One important thing to do is pay attention to why you are buying property. Whether you are buying property for resale in the future or looking to own a home for yourself or your family, you should know what is different in 2021. Let us look at some of the things that you should consider beyond mortgage rates to ensure you make the right decision when you want to buy property.

Buy a Property Only When You Can Afford It

There is a popular saying on Wall Street that you should never try to time the market. The saying also holds true for the real estate industry. The best time to buy property is now. That is, of course, if you can afford it. Buying property when you can afford it is the best approach to the property market. Do not attempt to time property values and mortgage rates because they are almost impossible to predict. What you can do is consider some money-saving tips. If you are ready to buy, a little bit of financial prep will go a long way in ensuring you get the best deal.

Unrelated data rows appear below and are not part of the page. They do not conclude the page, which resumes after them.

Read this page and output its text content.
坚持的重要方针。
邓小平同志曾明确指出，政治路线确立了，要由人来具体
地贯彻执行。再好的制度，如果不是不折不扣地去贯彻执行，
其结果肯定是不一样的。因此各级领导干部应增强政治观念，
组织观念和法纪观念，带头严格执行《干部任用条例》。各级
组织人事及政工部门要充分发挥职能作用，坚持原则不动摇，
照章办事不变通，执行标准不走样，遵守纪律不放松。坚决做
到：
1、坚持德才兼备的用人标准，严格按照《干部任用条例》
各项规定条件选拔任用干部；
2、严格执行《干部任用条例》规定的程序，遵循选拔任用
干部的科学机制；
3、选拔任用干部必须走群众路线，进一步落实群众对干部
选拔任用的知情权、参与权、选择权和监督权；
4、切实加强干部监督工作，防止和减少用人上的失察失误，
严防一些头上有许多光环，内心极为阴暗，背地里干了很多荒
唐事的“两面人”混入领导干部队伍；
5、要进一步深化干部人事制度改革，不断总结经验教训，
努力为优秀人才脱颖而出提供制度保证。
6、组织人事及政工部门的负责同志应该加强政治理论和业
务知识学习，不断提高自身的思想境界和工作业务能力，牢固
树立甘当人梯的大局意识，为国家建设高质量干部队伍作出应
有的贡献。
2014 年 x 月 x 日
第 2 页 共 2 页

Here are some of the things that you should take into account:

If you are buying property for resale in the future, don’t go for the most expensive house on the block. You will find that the biggest or priciest homes on most blocks appreciate the least, and it’s not easy to find buyers for them in the future.

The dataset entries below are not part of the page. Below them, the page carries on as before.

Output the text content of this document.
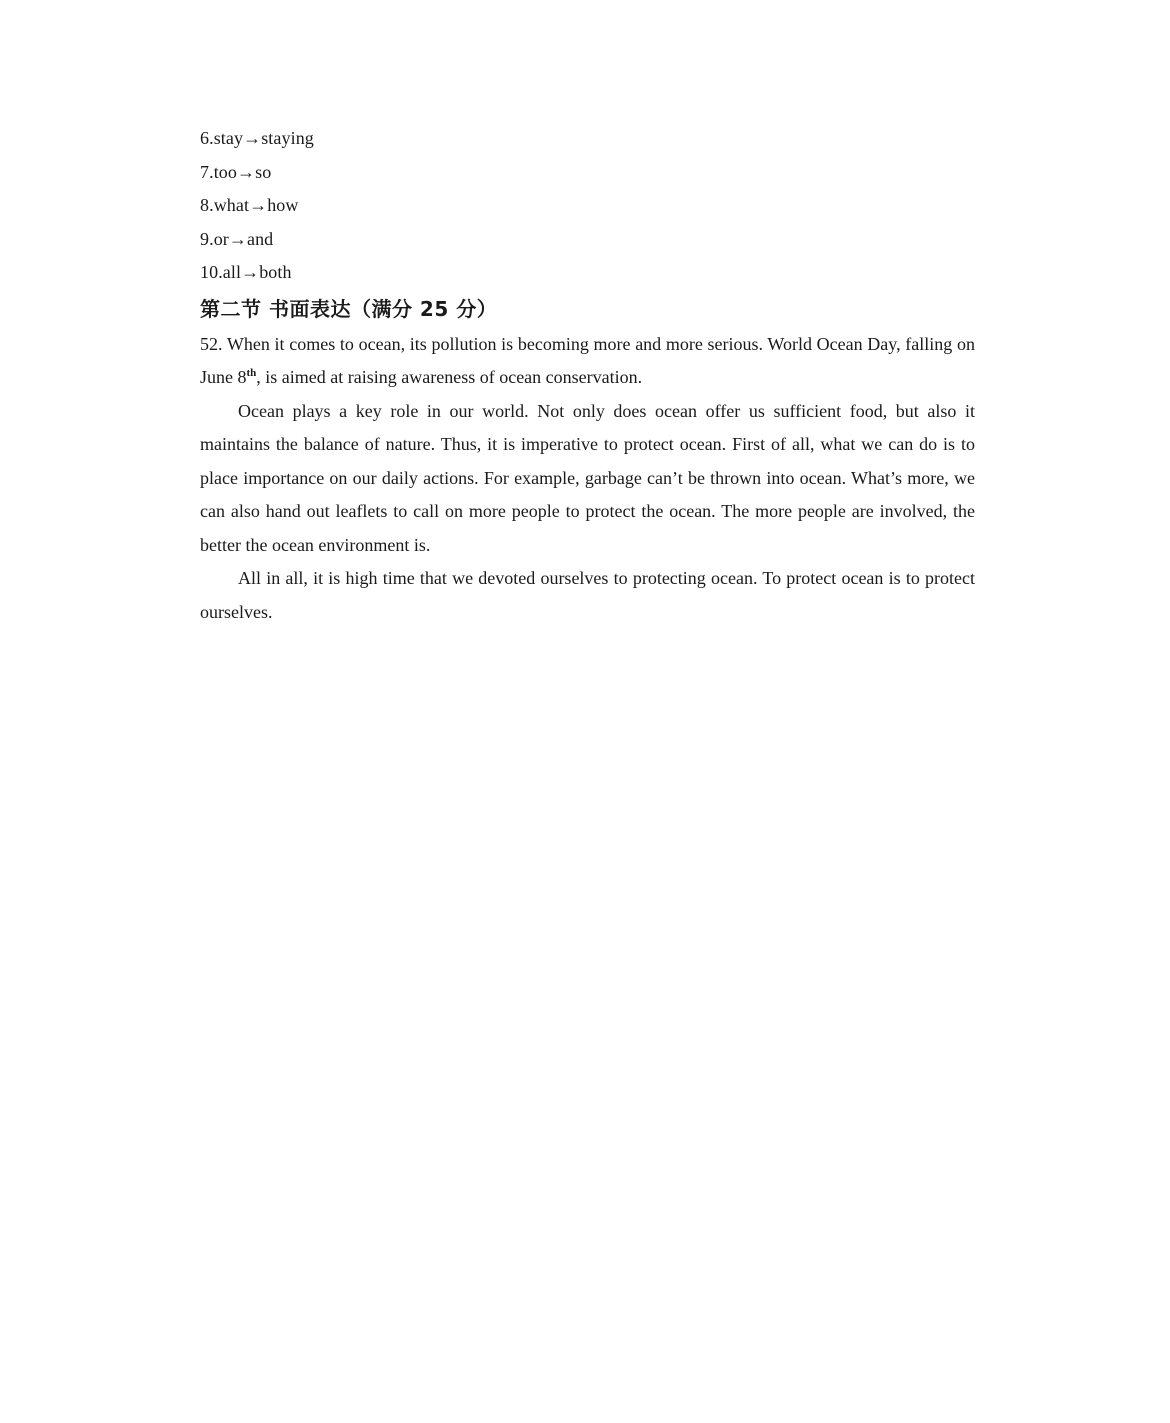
6.stay→staying
7.too→so
8.what→how
9.or→and
10.all→both
第二节 书面表达（满分 25 分）

52. When it comes to ocean, its pollution is becoming more and more serious. World Ocean Day, falling on June 8th, is aimed at raising awareness of ocean conservation.

Ocean plays a key role in our world. Not only does ocean offer us sufficient food, but also it maintains the balance of nature. Thus, it is imperative to protect ocean. First of all, what we can do is to place importance on our daily actions. For example, garbage can’t be thrown into ocean. What’s more, we can also hand out leaflets to call on more people to protect the ocean. The more people are involved, the better the ocean environment is.

All in all, it is high time that we devoted ourselves to protecting ocean. To protect ocean is to protect ourselves.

Take the time to inquire about the different expenses that will be associated with your property purchase, from utility costs, association fees, and property tax taxes, and determine whether buying the property you are considering makes economic sense in the long term.

Base your calculations on a price-per-square-foot basis when you make your bid for the property.

In the six months leading up to your purchase, ensure that you don’t make any large purchases or open a new credit card because your lender may see this as an increased risk.

Make Sure You Don’t Become House Broke

As we have seen, you must remember to focus on the other monthly carrying costs and not just the property purchase. These expenses, which include property maintenance, mortgage, insurance, and other house-related costs, drive people to be house poor.

To avoid being house poor, a good rule of thumb is to ensure that you do not spend more than 30% of your income on mortgage and other house-related costs. If you are buying a home, it is important to remember that a house is not an investment. Otherwise, if you consider your home a future investment, you will be setting yourself up for disappointment.


If you can afford property now and it fits your goals, you should buy. Do not be too influenced by the particular conditions that are currently in the property market. Your decision to buy property should be driven by your needs and desires and not the prevailing market conditions.